Un matin de décembre, au Pavillon Bosio, le sourire discret de Maxime Matray nous accueille sur le pas de la porte de l’école. Nous nous attendons à rencontrer un passionné de cinéma depuis toujours. Nous rencontrons un passionné tout court que la vie a mené sur le chemin du 7e art, un peu par hasard. Cette rencontre eut lieu quelques années auparavant lorsqu’il découvrit Alexia Walther, diplômée de l’École Supérieure d’Art Visuel de Genève. Depuis, ils ne se sont plus quittés et de ce fabuleux binôme émerge un talent cinématographique hors pair et plusieurs fois primé.
« Une chose importante : nous travaillons à deux. Nous venons tous les deux des arts plastiques. Nos spécialités se complètent et se nourrissent » débute Maxime Matray. Après des études à la Villa Arson à Nice, Maxime fait ses débuts artistiques dans la photographie et le design graphique « J’avais toujours eu envie de faire les Beaux-arts. C’était comme un hub. J’avais ce sentiment qu’à partir de là, que l’on pouvait tout faire. Les Beaux-arts encouragent le dialogue, l’expérimentation et la curiosité, trois qualités qui aident ensuite à se débrouiller dans la vie ! » ajoute-t-il amusé. « Nos premières passions artistiques avec Alexia, la photo, la video et l’art graphique, étaient un peu comme si nous voulions faire du cinéma sans se l’avouer, ou peut-être sans l’oser » précise-t-il.
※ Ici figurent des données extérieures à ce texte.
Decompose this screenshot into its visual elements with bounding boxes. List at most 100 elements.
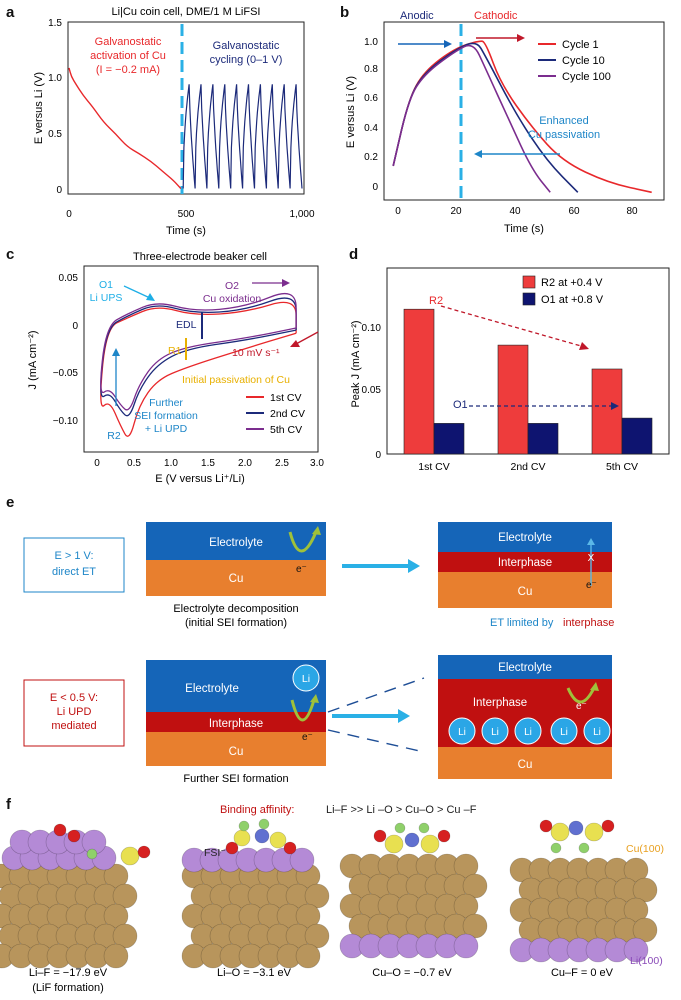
panel-b-ytick: 0: [372, 182, 378, 193]
cu-atom: [632, 877, 658, 903]
panel-c-r2: R2: [107, 430, 121, 442]
panel-e-s4-li-label: Li: [524, 727, 532, 738]
cu-atom: [462, 913, 488, 939]
panel-a-activation-curve: [68, 67, 182, 189]
panel-c-ytick: −0.05: [53, 368, 79, 379]
cu-atom: [112, 923, 138, 949]
panel-c-scan-arrow: [295, 331, 319, 345]
panel-e-cap3: Further SEI formation: [183, 773, 288, 785]
panel-c-series-1st: [100, 301, 297, 437]
panel-c-o2: Cu oxidation: [203, 293, 262, 305]
panel-f-fsi-label: FSI⁻: [204, 847, 226, 859]
panel-label-d: d: [349, 246, 359, 263]
panel-e-s4-li-row: Li Li Li Li Li: [448, 717, 611, 745]
panel-b-ytick: 0.2: [364, 152, 378, 163]
li-atom: [289, 847, 315, 873]
panel-d-bar: [403, 308, 435, 455]
panel-c-chart: Three-electrode beaker cell 0.05 0 −0.05…: [27, 251, 324, 485]
panel-e-s4-li-label: Li: [458, 727, 466, 738]
panel-c-ytick: −0.10: [53, 416, 79, 427]
panel-c-further: + Li UPD: [145, 423, 188, 435]
panel-c-xtick: 3.0: [310, 458, 324, 469]
cu-atom: [453, 853, 479, 879]
panel-f-cap1: (LiF formation): [32, 982, 104, 994]
panel-b-legend-item: Cycle 100: [562, 71, 611, 83]
panel-e-s3-li-ion: [292, 664, 320, 692]
panel-c-scan-arrowhead: [290, 340, 300, 347]
n-atom: [568, 820, 584, 836]
panel-e-s1-et-arrow: [288, 531, 318, 553]
panel-a-ylabel: E versus Li (V): [33, 72, 45, 144]
panel-d-ytick: 0.05: [362, 385, 382, 396]
o-atom: [67, 829, 81, 843]
panel-e-zoom-line-top: [327, 677, 425, 713]
panel-b-note: Enhanced: [539, 115, 589, 127]
panel-e-s2-electrolyte-label: Electrolyte: [498, 532, 552, 544]
panel-c-frame: [83, 265, 319, 453]
f-atom: [258, 818, 270, 830]
panel-e-s4-li-ion: [514, 717, 542, 745]
panel-d-ylabel: Peak J (mA cm⁻²): [350, 320, 362, 407]
panel-d-ytick: 0: [375, 450, 381, 461]
panel-c-scan-rate: 10 mV s⁻¹: [232, 347, 280, 359]
panel-e-s2-interphase: [438, 552, 612, 572]
panel-e-s2-electrolyte: [438, 522, 612, 552]
panel-e-zoom-line-bottom: [327, 729, 425, 753]
panel-b-legend: Cycle 1 Cycle 10 Cycle 100: [538, 39, 611, 83]
panel-c-ytick: 0.05: [59, 273, 79, 284]
panel-b-ytick: 0.6: [364, 93, 378, 104]
panel-c-legend-item: 2nd CV: [270, 408, 305, 420]
panel-c-xtick: 2.5: [275, 458, 289, 469]
panel-e-s4-electron: e⁻: [576, 701, 587, 712]
panel-b-ytick: 1.0: [364, 37, 378, 48]
panel-a-left-note: activation of Cu: [90, 50, 166, 62]
cu-atom: [623, 857, 649, 883]
cu-atom: [112, 883, 138, 909]
panel-label-e: e: [6, 494, 15, 511]
panel-c-xtick: 0.5: [127, 458, 141, 469]
panel-d-bar: [591, 368, 623, 455]
panel-c-xtick: 2.0: [238, 458, 252, 469]
panel-e-s1-cu: [146, 560, 326, 596]
panel-f-cap4: Cu–F = 0 eV: [551, 967, 614, 979]
f-atom: [418, 822, 430, 834]
panel-e-box2-text: E < 0.5 V:: [50, 692, 98, 704]
cu-atom: [103, 943, 129, 969]
panel-e-s4-li-ion: [550, 717, 578, 745]
panel-c-legend-item: 5th CV: [270, 424, 302, 436]
panel-label-a: a: [6, 4, 15, 21]
panel-a-title: Li|Cu coin cell, DME/1 M LiFSI: [112, 6, 261, 18]
panel-label-f: f: [6, 796, 11, 813]
n-atom: [254, 828, 270, 844]
panel-b-passivation-arrowhead: [474, 150, 482, 158]
panel-a-right-note: cycling (0–1 V): [210, 54, 283, 66]
panel-e-s1-electron: e⁻: [296, 564, 307, 575]
panel-b-frame: [383, 21, 665, 201]
cu-atom: [453, 893, 479, 919]
o-atom: [373, 829, 387, 843]
panel-e-s3-cu: [146, 732, 326, 766]
f-atom: [550, 842, 562, 854]
panel-b-xtick: 20: [450, 206, 462, 217]
o-atom: [137, 845, 151, 859]
panel-b-anodic-label: Anodic: [400, 10, 434, 22]
panel-c-r1: R1: [168, 345, 182, 357]
panel-e-box2-text: Li UPD: [57, 706, 92, 718]
panel-e-s4-li-label: Li: [560, 727, 568, 738]
panel-b-legend-item: Cycle 1: [562, 39, 599, 51]
panel-e-cap1: Electrolyte decomposition: [173, 603, 298, 615]
panel-f-cap2: Li–O = −3.1 eV: [217, 967, 292, 979]
cu-atom: [462, 873, 488, 899]
panel-a-ytick: 0: [56, 185, 62, 196]
panel-c-o1-arrowhead: [146, 293, 155, 301]
panel-e-box-direct-et: [23, 537, 125, 593]
o-atom: [225, 841, 239, 855]
panel-label-b: b: [340, 4, 350, 21]
panel-e-s1-electrolyte-label: Electrolyte: [209, 537, 263, 549]
panel-d-legend: R2 at +0.4 V O1 at +0.8 V: [522, 275, 604, 306]
panel-b-note: Cu passivation: [528, 129, 600, 141]
panel-b-ytick: 0.8: [364, 64, 378, 75]
panel-e-cap2-a: ET limited by: [490, 617, 554, 629]
panel-a-xtick: 0: [66, 209, 72, 220]
panel-a-xtick: 500: [178, 209, 195, 220]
En 2006, Alexia Walther réalise un court métrage pour une exposition dont Maxime signe la musique. Ce court métrage, Twist, alors primé au Festival Entrevues de Belfort, lance la fabuleuse aventure cinématographique de ce duo inspiré. Suivront L’Élan et L’Été (2008), Les Ambassadeurs (2012), Malfaisant (2013) pour aboutir à leur premier long métrage en 2018 : Bêtes Blondes. Ce premier long métrage fut doublement primé, en septembre dernier à la Mostra de Venise, puis en novembre, exactement 12 ans après leur premier court métrage, au prestigieux Festival de Belfort, remportant le Prix du meilleur film français. La boucle est bouclée.
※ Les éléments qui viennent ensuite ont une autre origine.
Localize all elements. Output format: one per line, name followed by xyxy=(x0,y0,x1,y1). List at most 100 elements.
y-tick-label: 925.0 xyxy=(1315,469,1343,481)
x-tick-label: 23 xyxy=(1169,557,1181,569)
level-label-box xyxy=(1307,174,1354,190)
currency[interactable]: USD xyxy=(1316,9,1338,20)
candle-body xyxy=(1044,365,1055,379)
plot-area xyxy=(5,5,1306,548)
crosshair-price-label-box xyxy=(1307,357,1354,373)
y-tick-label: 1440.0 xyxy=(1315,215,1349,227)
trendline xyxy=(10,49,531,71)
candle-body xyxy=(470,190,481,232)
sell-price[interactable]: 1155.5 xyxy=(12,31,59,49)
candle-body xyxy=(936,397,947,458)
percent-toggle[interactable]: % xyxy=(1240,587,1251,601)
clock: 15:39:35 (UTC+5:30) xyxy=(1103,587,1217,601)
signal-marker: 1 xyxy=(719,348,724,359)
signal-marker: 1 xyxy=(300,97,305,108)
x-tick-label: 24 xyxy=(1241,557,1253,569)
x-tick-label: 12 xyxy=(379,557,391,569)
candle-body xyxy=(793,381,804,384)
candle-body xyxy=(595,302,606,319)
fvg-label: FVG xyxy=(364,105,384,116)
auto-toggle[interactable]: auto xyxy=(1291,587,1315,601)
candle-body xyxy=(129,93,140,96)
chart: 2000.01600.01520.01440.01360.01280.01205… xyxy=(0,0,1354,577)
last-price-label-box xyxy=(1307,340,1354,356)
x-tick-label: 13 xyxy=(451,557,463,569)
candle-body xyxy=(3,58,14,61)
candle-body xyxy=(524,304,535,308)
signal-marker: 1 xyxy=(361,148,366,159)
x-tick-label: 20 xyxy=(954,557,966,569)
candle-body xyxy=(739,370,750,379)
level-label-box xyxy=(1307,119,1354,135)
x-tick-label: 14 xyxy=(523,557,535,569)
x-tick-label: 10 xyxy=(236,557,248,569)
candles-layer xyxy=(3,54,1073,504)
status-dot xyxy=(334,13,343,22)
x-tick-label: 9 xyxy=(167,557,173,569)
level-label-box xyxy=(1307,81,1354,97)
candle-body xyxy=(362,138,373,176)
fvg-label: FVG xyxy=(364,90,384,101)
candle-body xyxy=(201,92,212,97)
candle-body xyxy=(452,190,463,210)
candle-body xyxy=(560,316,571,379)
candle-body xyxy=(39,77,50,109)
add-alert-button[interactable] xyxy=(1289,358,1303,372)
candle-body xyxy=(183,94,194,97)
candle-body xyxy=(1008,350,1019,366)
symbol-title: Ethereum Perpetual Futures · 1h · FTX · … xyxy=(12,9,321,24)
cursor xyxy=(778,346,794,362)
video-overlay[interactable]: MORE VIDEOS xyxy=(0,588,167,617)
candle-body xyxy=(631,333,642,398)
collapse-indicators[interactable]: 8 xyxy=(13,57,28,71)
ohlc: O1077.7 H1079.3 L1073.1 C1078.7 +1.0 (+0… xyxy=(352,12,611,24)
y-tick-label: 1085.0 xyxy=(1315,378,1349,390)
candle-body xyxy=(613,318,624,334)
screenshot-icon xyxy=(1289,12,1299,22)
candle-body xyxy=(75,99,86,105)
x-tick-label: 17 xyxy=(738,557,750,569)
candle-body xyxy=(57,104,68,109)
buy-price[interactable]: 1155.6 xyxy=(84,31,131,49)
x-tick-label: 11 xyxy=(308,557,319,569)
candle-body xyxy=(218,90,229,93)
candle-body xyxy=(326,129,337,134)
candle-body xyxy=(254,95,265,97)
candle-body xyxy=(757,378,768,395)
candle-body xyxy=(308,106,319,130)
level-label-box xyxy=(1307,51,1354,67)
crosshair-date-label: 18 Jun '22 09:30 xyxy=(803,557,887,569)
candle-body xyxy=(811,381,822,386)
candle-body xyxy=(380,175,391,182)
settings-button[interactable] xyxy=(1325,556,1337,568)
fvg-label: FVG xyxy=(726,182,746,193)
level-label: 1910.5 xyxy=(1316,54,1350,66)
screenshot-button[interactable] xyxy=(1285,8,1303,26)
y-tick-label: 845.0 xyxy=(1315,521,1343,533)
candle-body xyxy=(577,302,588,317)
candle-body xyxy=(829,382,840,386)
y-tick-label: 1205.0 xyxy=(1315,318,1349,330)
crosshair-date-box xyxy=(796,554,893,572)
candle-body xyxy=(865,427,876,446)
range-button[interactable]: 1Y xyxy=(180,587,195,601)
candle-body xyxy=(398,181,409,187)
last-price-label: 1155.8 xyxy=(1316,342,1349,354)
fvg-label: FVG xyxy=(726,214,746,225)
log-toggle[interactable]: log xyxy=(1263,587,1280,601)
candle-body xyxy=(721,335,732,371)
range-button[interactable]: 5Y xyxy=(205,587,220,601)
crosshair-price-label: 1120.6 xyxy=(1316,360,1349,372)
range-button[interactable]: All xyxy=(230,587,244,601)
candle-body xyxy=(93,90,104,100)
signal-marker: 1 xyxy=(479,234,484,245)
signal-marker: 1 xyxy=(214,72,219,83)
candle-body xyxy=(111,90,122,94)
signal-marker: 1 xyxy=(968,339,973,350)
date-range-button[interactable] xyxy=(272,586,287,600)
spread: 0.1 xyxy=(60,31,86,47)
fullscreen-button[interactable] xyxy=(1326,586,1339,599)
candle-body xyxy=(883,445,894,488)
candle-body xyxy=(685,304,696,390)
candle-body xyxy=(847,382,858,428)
Si Alexia a une vision d’ensemble, Maxime, lui, a le sens du détail. Sur cet équilibre subtil repose le secret de belles réalisations. « Lorsque nous écrivons, nous discutons beaucoup. Nous sommes complémentaires sur beaucoup de points. Alexia s’attache à l’empreinte du film sur le spectateur tandis que je suis plus sensible aux détails et à la musique. Avec toujours ce point commun qui nous lie : puiser nos inspirations dans la pratique des arts plastiques. Nous continuons toujours à penser comme des plasticiens », indique Maxime.
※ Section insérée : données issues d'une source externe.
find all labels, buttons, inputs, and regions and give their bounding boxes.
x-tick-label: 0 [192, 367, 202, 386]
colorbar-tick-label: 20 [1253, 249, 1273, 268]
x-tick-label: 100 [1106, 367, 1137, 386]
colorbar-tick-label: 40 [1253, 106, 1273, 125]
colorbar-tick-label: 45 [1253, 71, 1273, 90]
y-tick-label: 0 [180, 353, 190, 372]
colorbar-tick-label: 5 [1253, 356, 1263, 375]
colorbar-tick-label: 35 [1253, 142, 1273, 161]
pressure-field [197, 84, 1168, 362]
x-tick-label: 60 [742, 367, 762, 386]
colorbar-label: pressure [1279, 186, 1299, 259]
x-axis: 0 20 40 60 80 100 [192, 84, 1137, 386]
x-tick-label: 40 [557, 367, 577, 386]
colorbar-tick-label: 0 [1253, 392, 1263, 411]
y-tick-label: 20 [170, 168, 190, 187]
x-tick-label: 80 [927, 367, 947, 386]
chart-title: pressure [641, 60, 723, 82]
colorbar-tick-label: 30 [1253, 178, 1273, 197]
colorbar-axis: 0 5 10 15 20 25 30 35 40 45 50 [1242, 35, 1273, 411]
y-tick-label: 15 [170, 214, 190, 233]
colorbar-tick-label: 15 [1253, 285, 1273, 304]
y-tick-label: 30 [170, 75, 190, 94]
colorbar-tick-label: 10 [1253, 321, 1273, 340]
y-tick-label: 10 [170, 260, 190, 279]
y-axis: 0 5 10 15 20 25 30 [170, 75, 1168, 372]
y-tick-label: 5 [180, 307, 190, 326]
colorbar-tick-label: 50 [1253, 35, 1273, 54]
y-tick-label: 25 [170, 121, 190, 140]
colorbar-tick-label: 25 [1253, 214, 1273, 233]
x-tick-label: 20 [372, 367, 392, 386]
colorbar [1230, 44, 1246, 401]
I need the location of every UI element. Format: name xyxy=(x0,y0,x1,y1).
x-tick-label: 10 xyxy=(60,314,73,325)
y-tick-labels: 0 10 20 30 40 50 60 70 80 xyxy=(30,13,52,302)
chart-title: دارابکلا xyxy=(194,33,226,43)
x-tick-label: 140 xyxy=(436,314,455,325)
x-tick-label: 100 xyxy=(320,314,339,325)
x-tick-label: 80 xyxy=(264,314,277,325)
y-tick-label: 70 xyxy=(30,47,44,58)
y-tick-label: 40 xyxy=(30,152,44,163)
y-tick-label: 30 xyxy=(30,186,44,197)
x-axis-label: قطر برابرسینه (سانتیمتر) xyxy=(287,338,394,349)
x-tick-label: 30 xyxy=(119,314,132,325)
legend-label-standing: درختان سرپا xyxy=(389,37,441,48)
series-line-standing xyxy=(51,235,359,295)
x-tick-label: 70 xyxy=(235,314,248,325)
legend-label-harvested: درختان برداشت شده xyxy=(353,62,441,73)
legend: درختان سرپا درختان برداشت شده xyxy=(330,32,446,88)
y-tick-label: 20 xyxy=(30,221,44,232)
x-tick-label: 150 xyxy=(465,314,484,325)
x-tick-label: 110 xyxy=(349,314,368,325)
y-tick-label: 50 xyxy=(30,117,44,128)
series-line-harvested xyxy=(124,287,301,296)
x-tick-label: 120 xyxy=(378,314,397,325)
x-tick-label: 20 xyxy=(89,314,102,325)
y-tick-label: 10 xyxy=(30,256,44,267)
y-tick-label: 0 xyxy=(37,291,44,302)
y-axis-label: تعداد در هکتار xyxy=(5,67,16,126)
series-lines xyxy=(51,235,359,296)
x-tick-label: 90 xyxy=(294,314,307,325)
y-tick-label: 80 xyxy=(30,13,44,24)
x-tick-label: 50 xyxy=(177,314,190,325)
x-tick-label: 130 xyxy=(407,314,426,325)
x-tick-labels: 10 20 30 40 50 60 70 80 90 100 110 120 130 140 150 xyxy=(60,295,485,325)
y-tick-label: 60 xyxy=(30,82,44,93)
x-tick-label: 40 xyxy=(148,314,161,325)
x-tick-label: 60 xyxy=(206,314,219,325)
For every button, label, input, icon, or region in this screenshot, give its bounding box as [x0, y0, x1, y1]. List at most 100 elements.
Pour Maxime, le cinéma est une oeuvre fascinante qui se construit et se déconstruit à chacune de ses étapes. « Déjà avec le casting, beaucoup de choses changent », précise-t-il pour ajouter « On va s’adapter au comédien et à sa personnalité. Certaines séquences sont parfois réécrites. Il ne faut pas être trop attaché à l’objet littéraire que le scénario constitue au départ car il est amené à beaucoup bouger au cours du tournage ».
À la question « quelle rencontre artistique vous a particulièrement marqué ? », Maxime rêve un instant et l’on devine qu’au premier rang se trouve Alexia. Mais avec pudeur, Maxime nous répond : « Même si nous avons des pratiques et des idées sur l’art complètement différentes, je crois que ma rencontre avec Ben Vautier, alors que j’étais étudiant, et l’amitié que nous avons gardée depuis, comptent beaucoup pour moi. C’est un artiste vraiment singulier, à la fois anarchique et exigeant, qui m’a appris pas mal de choses. Et c’est aussi, humainement parlant, un grand homme. »
Aujourd’hui, il partage son temps entre l’écriture, toujours à quatre mains, du scénario de son prochain film et l’enseignement du design graphique à l’École Supérieure d’Arts Plastiques de Monaco - Pavillon Bosio. « L’enseignement est une aventure artistique fabuleuse. Elle permet d’exprimer ce que l’on a du mal à mettre en mots lors du travail un peu solitaire de l’artiste dans son atelier. Elle oblige à formuler les choses. Elle permet aussi de guider et d’orienter l’autre pour l’aider à trouver son chemin ». Depuis cinq ans, le réalisateur azuréen propose également à ses étudiants des workshops pour une immersion d’une semaine dans le monde cinématographique.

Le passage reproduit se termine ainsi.